Er spürte, wie Nasuada ihn musterte, aber er weigerte sich, sie anzusehen. Während des langen, dumpfen Schweigens, das sie einhüllte, malte er sich eine Fülle schrecklicher Strafen aus, und seine Schläfen pochten mit fiebriger Intensität. Er wünschte, er könnte das stickige Zelt verlassen und draußen die kühle Luft atmen.

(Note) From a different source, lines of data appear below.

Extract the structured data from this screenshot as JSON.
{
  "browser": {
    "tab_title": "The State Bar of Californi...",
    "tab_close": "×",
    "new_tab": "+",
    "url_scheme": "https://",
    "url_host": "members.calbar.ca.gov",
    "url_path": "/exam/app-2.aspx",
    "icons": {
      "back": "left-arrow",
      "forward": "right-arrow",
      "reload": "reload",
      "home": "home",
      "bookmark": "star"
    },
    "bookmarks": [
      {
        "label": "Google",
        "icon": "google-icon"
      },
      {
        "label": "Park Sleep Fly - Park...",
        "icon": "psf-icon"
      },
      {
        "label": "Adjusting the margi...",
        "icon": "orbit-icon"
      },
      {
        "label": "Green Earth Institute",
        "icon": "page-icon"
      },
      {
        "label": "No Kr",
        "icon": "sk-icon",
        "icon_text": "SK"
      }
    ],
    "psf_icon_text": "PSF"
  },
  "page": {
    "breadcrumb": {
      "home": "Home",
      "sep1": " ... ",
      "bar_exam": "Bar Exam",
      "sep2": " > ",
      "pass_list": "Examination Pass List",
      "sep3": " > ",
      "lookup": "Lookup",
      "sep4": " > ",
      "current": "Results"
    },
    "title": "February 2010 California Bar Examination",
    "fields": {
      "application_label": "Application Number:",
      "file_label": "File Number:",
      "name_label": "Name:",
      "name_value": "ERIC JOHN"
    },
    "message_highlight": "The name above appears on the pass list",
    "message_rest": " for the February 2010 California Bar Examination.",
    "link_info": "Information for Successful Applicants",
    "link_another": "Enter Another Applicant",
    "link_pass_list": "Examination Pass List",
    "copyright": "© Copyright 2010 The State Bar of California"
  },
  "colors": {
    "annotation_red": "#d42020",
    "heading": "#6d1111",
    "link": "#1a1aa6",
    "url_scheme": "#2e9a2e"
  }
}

»Was soll ich mit dir machen, Roran?«
Er drückte das Rückgrat noch stärker durch. »Was immer Ihr wünscht, Herrin.«
»Eine bewundernswerte Antwort, Hammerfaust, die allerdings nicht das Dilemma löst, in dem ich mich befinde.« Nasuada nahm einen Schluck aus ihrem Weinkelch. »Du hast dich zweimal einer direkten Anweisung von Hauptmann Edric widersetzt. Hättest du sie allerdings befolgt, könnten weder er noch du oder der Rest eures Trupps uns davon berichten, denn ihr wärt alle nicht mehr am Leben. Nach deiner eigenen Aussage hast du wissentlich Befehlsverweigerung begangen, und ich muss dich dafür bestrafen, wenn ich die Disziplin in meiner Armee aufrechterhalten will.«
»Ja, Herrin.«
Ihre Miene verdüsterte sich. »Verdammt, Hammerfaust. Wenn du nicht Eragons Cousin wärst und dein Schachzug etwas weniger erfolgreich gewesen wäre, dann würde ich dich für dein Fehlverhalten aufknüpfen und hängen lassen.«
Roran schluckte, als er sich vorstellte, wie sich die Schlinge langsam um seinen Hals zusammenzog.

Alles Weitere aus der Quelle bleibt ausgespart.